Спорт занимает в моей жизни много места. Когда я нанимался в «Афишу», я довольно нагло напросился на собеседование с Ценципером, пришел и сказал, что готов делать все, что угодно. У них как раз тогда была дырка в рубрике «Спорт», освобождалось место. Ценципер очень долго на меня смотрел и не верил, что я что-то понимаю про спорт, спрашивал меня, правда ли, что я читаю газету «Спорт-экспресс» каждый день. Ему казалось, что таких людей не бывает, что надо быть каким-то особенным идиотом, чтобы каждый день читать про спорт. Он был уверен, что я вру, чтобы попасть к нему на работу. Потом они мне дали что-то написать, я продемонстрировал некоторую осведомленность в вопросе и был взят на работу. 

А в каких видах спорта была особая осведомленность?

Основной упор был сделан на футбол. Периодически Казаков, который потом был главным редактором «Большого города», в качестве экзекуции заставлял меня писать про что-нибудь еще. Я брал интервью у каких-то художественных гимнасток, помню, у Алины Кабаевой, когда она была еще молода и юна, но уже была звезда.

Прямая речь: главный редактор Esquire Филипп Бахтин.
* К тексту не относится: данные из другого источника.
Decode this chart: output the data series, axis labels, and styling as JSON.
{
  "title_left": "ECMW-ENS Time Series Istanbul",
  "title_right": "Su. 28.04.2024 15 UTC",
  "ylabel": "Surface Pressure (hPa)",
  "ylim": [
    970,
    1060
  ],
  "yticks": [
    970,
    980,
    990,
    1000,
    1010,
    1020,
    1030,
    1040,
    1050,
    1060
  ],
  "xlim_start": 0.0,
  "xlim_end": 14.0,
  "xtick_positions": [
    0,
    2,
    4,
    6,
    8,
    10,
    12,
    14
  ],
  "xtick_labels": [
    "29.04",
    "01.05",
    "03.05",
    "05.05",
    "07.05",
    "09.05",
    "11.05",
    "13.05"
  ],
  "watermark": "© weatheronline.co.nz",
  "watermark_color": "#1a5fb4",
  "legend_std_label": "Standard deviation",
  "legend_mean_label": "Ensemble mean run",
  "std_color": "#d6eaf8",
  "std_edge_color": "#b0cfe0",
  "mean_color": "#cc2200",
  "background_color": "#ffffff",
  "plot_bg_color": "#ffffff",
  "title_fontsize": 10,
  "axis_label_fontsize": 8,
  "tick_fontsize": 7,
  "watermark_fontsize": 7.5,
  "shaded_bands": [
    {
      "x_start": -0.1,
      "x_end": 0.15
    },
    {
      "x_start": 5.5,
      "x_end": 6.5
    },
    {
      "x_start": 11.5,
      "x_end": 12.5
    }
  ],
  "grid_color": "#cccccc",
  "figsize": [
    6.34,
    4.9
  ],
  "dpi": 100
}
Изображение № 2.

А что было до «Афиши»? 

Я учился в Пскове, а потом непонятно зачем приехал в Москву и поступил во ВГИК. Во ВГИКе я проучился полтора года, а потом просто пошел в «Афишу» на работу, потому что надо было где-то работать. Я сидел без денег и часами разговаривал про кино со своими однокурсниками. Это все было очень мило, но мне было уже не 17 лет, и надо было чем-то заниматься. До «Афиши» были печальные два месяца, когда я занимался продажей соляриев, что было источником бесконечного остроумия со стороны сотрудников «Афиши».

Что за солярии?

Настоящие огромные солярии. Я работал рекламным менеджером в конторе, которая их продает, и давал рекламу в журнал «Банбас» — «Бани и бассейны». Когда Казаков услышал от меня про этот журнал, у него в голове немедленно все перепуталось, и он уверовал в то, что я работал в журнале «Банбас». Поэтому, если я предлагал какую-нибудь х..ню, Казаков не забывал упомянуть, чтобы я напечатал ее в журнале «Банбас».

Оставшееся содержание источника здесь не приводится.